Having a son who eats, breathes, and sleeps baseball, my eye catches books about the game. Historical fiction is a favorite genre of mine, so Oliver’s Game was a treasure find. I was even more thrilled when I noticed the Chicago Cubs were featured.
“Oliver Hall loved baseball. …and he loved listening to Grandpa Hall’s wonderful stories about what he called the Golden Age of the Game.”
The story begins with Oliver finding a Chicago Cub’s uniform in an old trunk. “Every item in this shop has a story to tell,” Grandpa Hall would say. After questioning his grandpa, Grandpa shares his story through a flashback. He was 18 and asked to practice with the Cub team at the end of the Cub’s season. Matt Tavares explodes the moment when ‘the rookie’ hits the ball. You can feel his spirits soaring as his dream was coming true.
But the story takes a turn when World War II begins. He joins the marines. Upon turning the page, you see a young uniformed soldier on crutches in the dug out. Your spirit as a reader cringes when you read, “After that, I stayed away from Wrigley Field.”
Grandpa Hall shares how he struggled and then opened Hall’s Nostalgia.

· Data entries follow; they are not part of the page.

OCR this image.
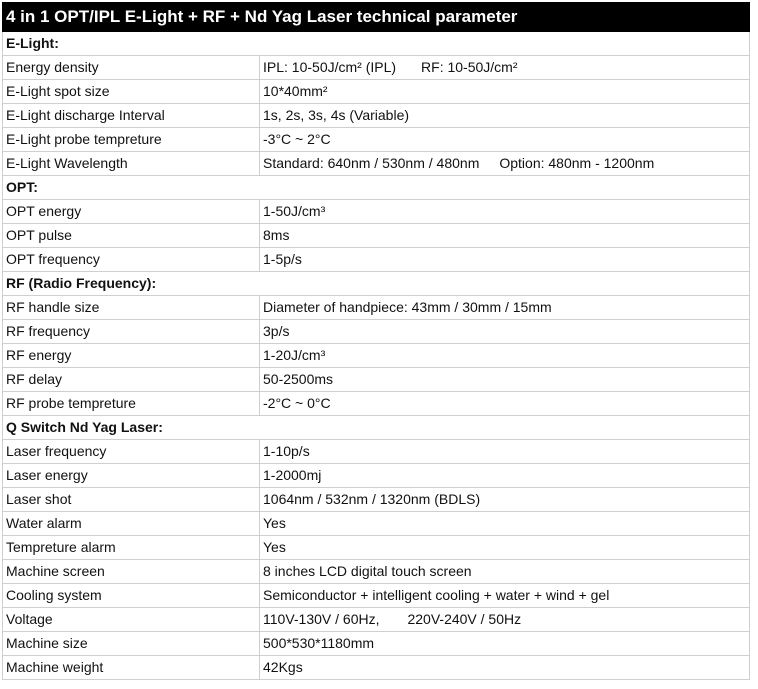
4 in 1 OPT/IPL E-Light + RF + Nd Yag Laser technical parameter	
E-Light:	
Energy density	IPL: 10-50J/cm² (IPL) RF: 10-50J/cm²
E-Light spot size	10*40mm²
E-Light discharge Interval	1s, 2s, 3s, 4s (Variable)
E-Light probe tempreture	-3°C ~ 2°C
E-Light Wavelength	Standard: 640nm / 530nm / 480nm Option: 480nm - 1200nm
OPT:	
OPT energy	1-50J/cm³
OPT pulse	8ms
OPT frequency	1-5p/s
RF (Radio Frequency):	
RF handle size	Diameter of handpiece: 43mm / 30mm / 15mm
RF frequency	3p/s
RF energy	1-20J/cm³
RF delay	50-2500ms
RF probe tempreture	-2°C ~ 0°C
Q Switch Nd Yag Laser:	
Laser frequency	1-10p/s
Laser energy	1-2000mj
Laser shot	1064nm / 532nm / 1320nm (BDLS)
Water alarm	Yes
Tempreture alarm	Yes
Machine screen	8 inches LCD digital touch screen
Cooling system	Semiconductor + intelligent cooling + water + wind + gel
Voltage	110V-130V / 60Hz, 220V-240V / 50Hz
Machine size	500*530*1180mm
Machine weight	42Kgs
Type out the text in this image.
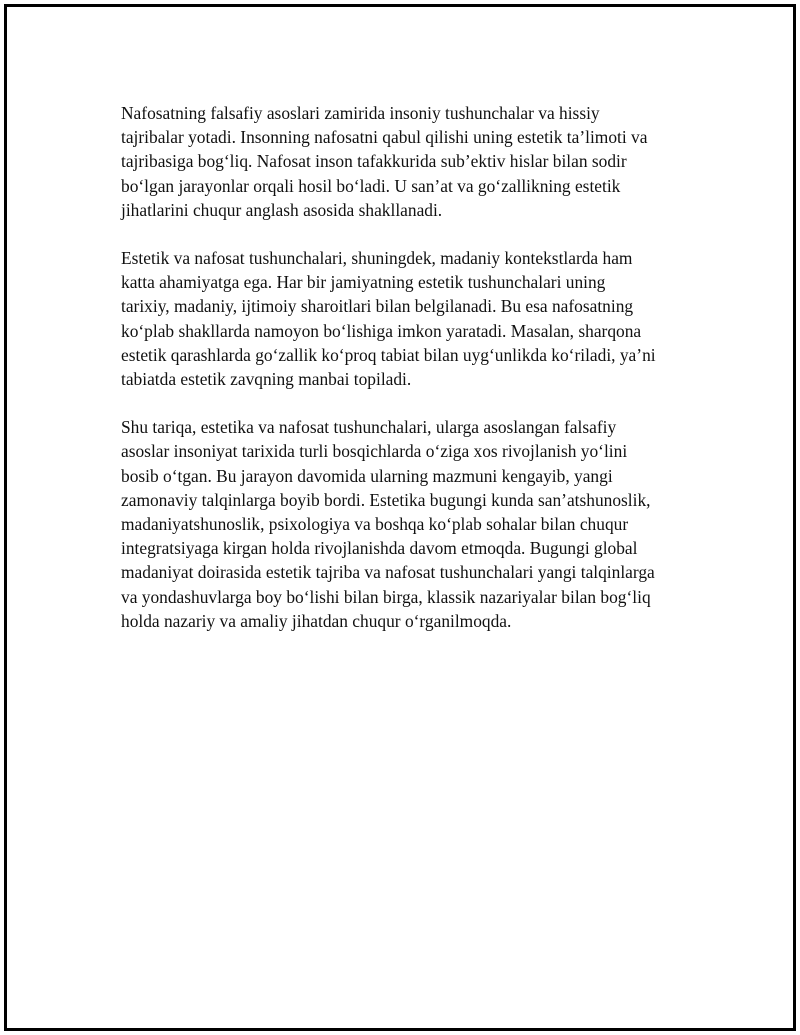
Nafosatning falsafiy asoslari zamirida insoniy tushunchalar va hissiy
tajribalar yotadi. Insonning nafosatni qabul qilishi uning estetik ta’limoti va
tajribasiga bog‘liq. Nafosat inson tafakkurida sub’ektiv hislar bilan sodir
bo‘lgan jarayonlar orqali hosil bo‘ladi. U san’at va go‘zallikning estetik
jihatlarini chuqur anglash asosida shakllanadi.

Estetik va nafosat tushunchalari, shuningdek, madaniy kontekstlarda ham
katta ahamiyatga ega. Har bir jamiyatning estetik tushunchalari uning
tarixiy, madaniy, ijtimoiy sharoitlari bilan belgilanadi. Bu esa nafosatning
ko‘plab shakllarda namoyon bo‘lishiga imkon yaratadi. Masalan, sharqona
estetik qarashlarda go‘zallik ko‘proq tabiat bilan uyg‘unlikda ko‘riladi, ya’ni
tabiatda estetik zavqning manbai topiladi.

Shu tariqa, estetika va nafosat tushunchalari, ularga asoslangan falsafiy
asoslar insoniyat tarixida turli bosqichlarda o‘ziga xos rivojlanish yo‘lini
bosib o‘tgan. Bu jarayon davomida ularning mazmuni kengayib, yangi
zamonaviy talqinlarga boyib bordi. Estetika bugungi kunda san’atshunoslik,
madaniyatshunoslik, psixologiya va boshqa ko‘plab sohalar bilan chuqur
integratsiyaga kirgan holda rivojlanishda davom etmoqda. Bugungi global
madaniyat doirasida estetik tajriba va nafosat tushunchalari yangi talqinlarga
va yondashuvlarga boy bo‘lishi bilan birga, klassik nazariyalar bilan bog‘liq
holda nazariy va amaliy jihatdan chuqur o‘rganilmoqda.
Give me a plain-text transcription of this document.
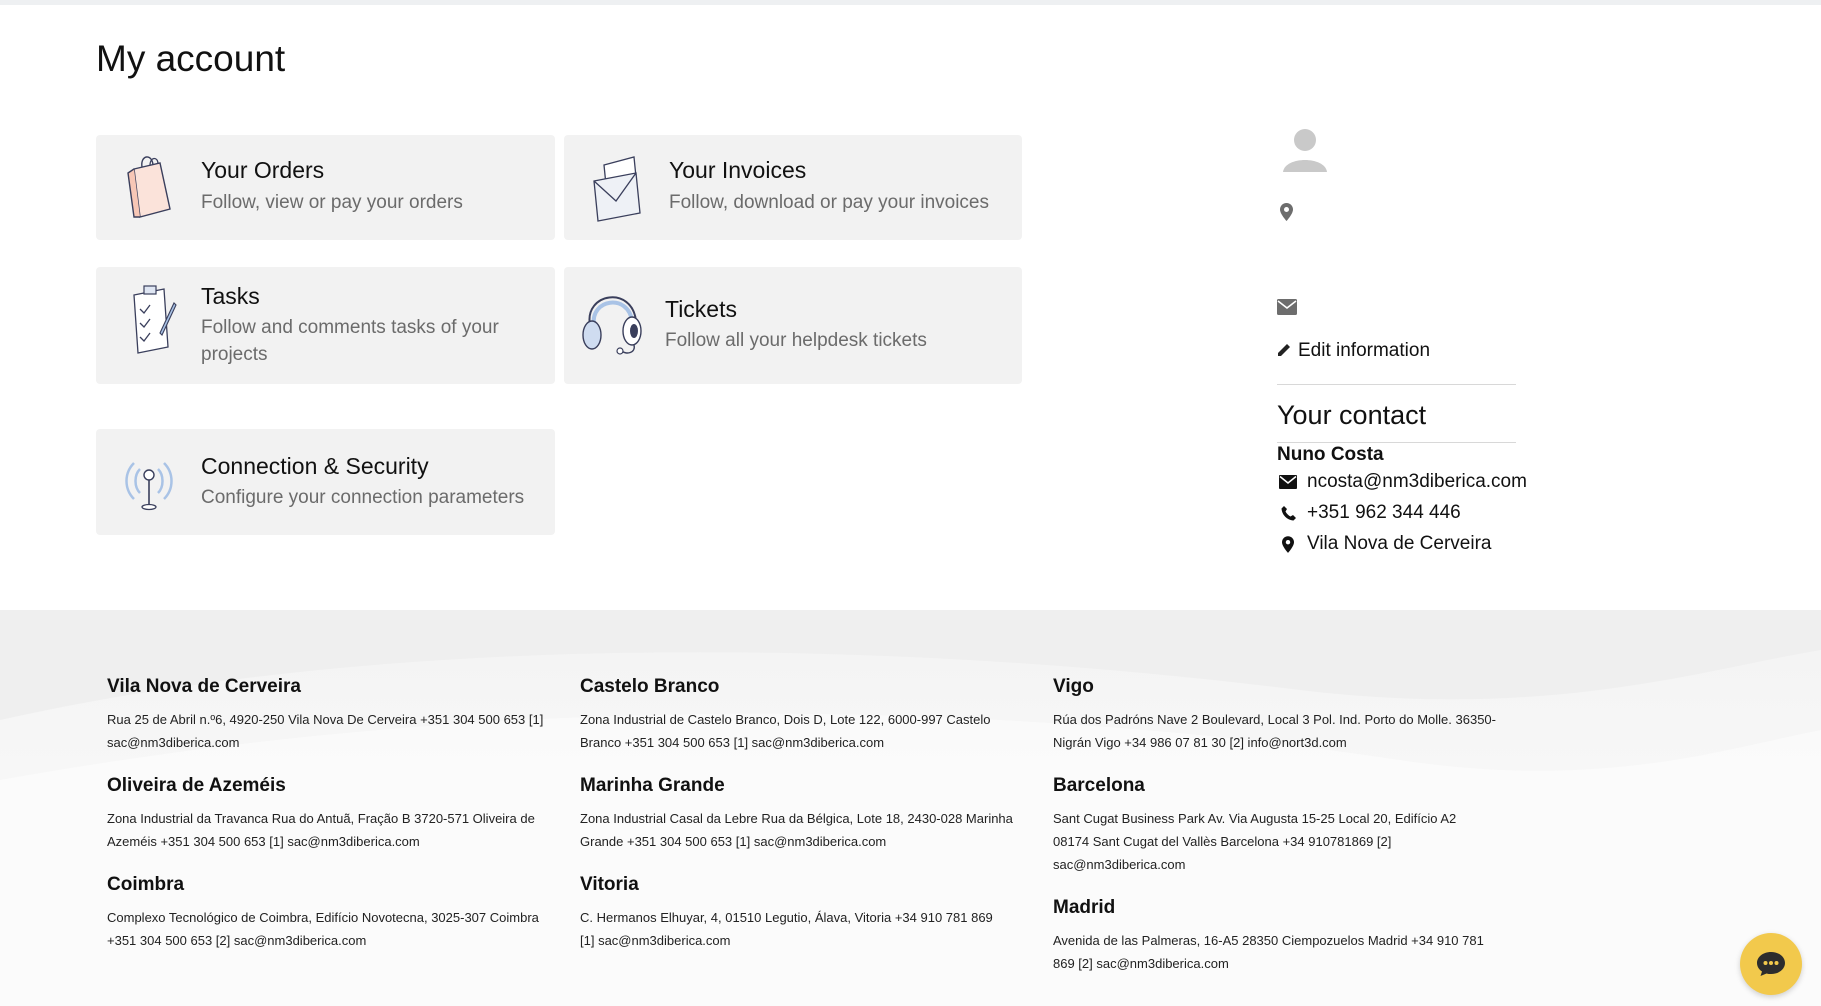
My account
Your Orders
Follow, view or pay your orders
Your Invoices
Follow, download or pay your invoices
Tasks
Follow and comments tasks of your projects
Tickets
Follow all your helpdesk tickets
Connection & Security
Configure your connection parameters
Edit information
Your contact
Nuno Costa
ncosta@nm3diberica.com
+351 962 344 446
Vila Nova de Cerveira
Vila Nova de Cerveira
Rua 25 de Abril n.º6, 4920-250 Vila Nova De Cerveira +351 304 500 653 [1] sac@nm3diberica.com
Castelo Branco
Zona Industrial de Castelo Branco, Dois D, Lote 122, 6000-997 Castelo Branco +351 304 500 653 [1] sac@nm3diberica.com
Vigo
Rúa dos Padróns Nave 2 Boulevard, Local 3 Pol. Ind. Porto do Molle. 36350-Nigrán Vigo +34 986 07 81 30 [2] info@nort3d.com
Oliveira de Azeméis
Zona Industrial da Travanca Rua do Antuã, Fração B 3720-571 Oliveira de Azeméis +351 304 500 653 [1] sac@nm3diberica.com
Marinha Grande
Zona Industrial Casal da Lebre Rua da Bélgica, Lote 18, 2430-028 Marinha Grande +351 304 500 653 [1] sac@nm3diberica.com
Barcelona
Sant Cugat Business Park Av. Via Augusta 15-25 Local 20, Edifício A2 08174 Sant Cugat del Vallès Barcelona +34 910781869 [2] sac@nm3diberica.com
Coimbra
Complexo Tecnológico de Coimbra, Edifício Novotecna, 3025-307 Coimbra +351 304 500 653 [2] sac@nm3diberica.com
Vitoria
C. Hermanos Elhuyar, 4, 01510 Legutio, Álava, Vitoria +34 910 781 869 [1] sac@nm3diberica.com
Madrid
Avenida de las Palmeras, 16-A5 28350 Ciempozuelos Madrid +34 910 781 869 [2] sac@nm3diberica.com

Flashing forward, the story ends with them ready to watch the Cub game from his rooftop.
Savorings for reading and in writing for Oliver’s Game:
- Exploding the Moment – “A shock ran up my arms as the bat struck the ball head on.”
- Childhood memories – In Matt Tavares’s illustrator’s journal Dec. 16, 2001, he stated that “Hall’s Nostalgia is a tribute to a baseball card store I spent many a Saturday afternoon when I was a kid.” I find that fascinating! Kids need to know that authors take ordinary every day activities and weave them into their stories.